During their time at iC4C, Stefan Jovanović and collaborators Katye Coe, Maëva Berthelot, Ophelia Young and Shannon Stewart will be in a research & development residency for two weeks, developing the first phase of Stefan’s new production entitled Drumming in the Hall of the Mountain.
“On a planet from another time and space there lived a fictional people that tried and failed to respond to their environmental crisis. Four land-formed mages intervene to save this world from its death by ending the perception of time as linear.”
The project sees its future as an out-door and site-specific performance intervention merging choreography, live-music, installation art and virtual reality (VR) to address one of the most pressing issues of our time.
The scenography designed by play architect Jack Hardy, consists of a large 30m3 steel mountainous machine, 3 meters in height, which has been slumbering over this past winter, awaiting to be awakened by a team of live collaborators.
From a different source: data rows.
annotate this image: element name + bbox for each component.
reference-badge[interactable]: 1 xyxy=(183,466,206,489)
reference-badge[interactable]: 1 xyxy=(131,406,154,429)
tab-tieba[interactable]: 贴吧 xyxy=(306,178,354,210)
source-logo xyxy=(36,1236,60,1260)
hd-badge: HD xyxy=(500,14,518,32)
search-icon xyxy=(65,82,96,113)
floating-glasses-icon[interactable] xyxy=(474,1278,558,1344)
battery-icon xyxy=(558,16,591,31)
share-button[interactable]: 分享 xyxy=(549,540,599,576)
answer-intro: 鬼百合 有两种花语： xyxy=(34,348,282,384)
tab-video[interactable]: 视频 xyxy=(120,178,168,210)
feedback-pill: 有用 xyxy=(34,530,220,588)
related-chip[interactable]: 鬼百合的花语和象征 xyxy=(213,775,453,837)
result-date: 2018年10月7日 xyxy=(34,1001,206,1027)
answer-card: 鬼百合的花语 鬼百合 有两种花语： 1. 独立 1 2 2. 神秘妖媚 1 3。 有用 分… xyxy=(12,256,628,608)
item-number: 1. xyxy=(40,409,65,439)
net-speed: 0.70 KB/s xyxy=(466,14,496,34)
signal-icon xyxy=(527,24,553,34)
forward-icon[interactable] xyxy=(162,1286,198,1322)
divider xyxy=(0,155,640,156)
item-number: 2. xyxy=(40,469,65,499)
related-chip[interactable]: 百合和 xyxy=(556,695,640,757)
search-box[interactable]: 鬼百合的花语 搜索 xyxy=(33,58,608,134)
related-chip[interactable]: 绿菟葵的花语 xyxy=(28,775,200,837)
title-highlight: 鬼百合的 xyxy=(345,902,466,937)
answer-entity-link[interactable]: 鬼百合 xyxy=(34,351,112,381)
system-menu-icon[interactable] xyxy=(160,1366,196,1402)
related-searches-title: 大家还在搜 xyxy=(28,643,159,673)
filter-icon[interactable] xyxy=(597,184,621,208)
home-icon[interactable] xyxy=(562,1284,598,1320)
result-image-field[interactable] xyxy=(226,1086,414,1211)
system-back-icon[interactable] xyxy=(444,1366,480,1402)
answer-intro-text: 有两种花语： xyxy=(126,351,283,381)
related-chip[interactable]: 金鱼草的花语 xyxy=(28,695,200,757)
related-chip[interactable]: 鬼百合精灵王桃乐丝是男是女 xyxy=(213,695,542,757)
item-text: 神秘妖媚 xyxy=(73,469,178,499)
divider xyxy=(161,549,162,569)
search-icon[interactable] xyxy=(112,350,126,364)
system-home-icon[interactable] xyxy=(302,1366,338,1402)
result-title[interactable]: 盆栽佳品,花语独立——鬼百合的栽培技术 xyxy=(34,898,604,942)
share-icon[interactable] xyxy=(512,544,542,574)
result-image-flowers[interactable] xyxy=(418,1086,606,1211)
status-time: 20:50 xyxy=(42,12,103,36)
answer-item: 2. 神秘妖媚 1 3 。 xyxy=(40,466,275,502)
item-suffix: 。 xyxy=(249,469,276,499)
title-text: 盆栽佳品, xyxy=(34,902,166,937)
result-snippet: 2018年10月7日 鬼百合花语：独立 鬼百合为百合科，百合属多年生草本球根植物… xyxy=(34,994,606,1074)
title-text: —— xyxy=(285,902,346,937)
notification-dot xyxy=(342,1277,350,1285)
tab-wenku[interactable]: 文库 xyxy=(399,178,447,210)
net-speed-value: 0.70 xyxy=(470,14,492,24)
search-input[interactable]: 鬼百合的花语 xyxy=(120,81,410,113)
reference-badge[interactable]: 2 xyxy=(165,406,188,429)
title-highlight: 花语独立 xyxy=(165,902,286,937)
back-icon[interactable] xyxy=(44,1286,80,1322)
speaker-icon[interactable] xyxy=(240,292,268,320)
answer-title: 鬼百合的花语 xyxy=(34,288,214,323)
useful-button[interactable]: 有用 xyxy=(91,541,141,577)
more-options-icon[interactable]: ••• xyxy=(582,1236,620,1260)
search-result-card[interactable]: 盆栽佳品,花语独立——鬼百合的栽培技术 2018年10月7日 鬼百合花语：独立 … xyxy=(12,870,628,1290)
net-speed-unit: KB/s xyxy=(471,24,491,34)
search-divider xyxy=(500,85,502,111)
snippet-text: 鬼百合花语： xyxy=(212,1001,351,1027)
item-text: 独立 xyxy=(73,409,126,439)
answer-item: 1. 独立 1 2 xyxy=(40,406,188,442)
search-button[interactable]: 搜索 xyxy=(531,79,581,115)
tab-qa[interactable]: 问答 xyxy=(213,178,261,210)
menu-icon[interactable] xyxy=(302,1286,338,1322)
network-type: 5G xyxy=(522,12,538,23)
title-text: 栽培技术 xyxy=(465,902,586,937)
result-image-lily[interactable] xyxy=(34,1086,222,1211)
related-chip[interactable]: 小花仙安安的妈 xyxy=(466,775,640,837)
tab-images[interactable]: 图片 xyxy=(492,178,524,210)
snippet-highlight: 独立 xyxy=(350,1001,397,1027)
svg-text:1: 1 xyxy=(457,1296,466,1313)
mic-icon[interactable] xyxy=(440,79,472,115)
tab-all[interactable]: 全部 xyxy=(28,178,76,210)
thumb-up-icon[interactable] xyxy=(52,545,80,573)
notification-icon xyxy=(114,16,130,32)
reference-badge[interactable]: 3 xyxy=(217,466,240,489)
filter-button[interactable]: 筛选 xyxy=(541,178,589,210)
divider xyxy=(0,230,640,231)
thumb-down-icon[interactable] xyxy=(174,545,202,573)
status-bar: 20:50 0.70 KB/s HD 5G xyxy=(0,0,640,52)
Together, the artists in residence will explore how live dance will meet the assemblage, de-construction, re-construction and mechanisation of this robust sculpture and fifth protagonist of a modern-day folkloric fable. In addition, the ensemble will explore the embodiment, inhabitation and tactile evolution of four costume-spirit-sculptures designed by garment artist Curtis Oland. Drawing from his Lil’Wat indigenous heritage, Curtis’ creations draw upon Canada’s (Turtle Island’s) mountains and materials, animal waste and spirits. The ambition of this first research phase will be to explore where materiality meets movement, where the somatic meets the scenographic, and where the ancestral meets the artistic and the systemic.
Drumming in the Hall of the Mountain will invite you to consider what togetherness can be when we occupy space and time virtually as well as physically. Using new technologies together with archetypes and rituals, it collides realities on different levels: old and new technologies, real and virtual worlds, art audiences with passers-by, present with future time.
The production’s longer-term ambition is to layer live performance and dance with a digital world outdoors. As a viewer you will be transported to experience the fantasy world of Drumming in the Hall of the Mountain on an embodied level, stimulating your felt sense, empathy and resonance with each other and ultimately with our beloved land.
The piece is set to premiere in the summer of 2022.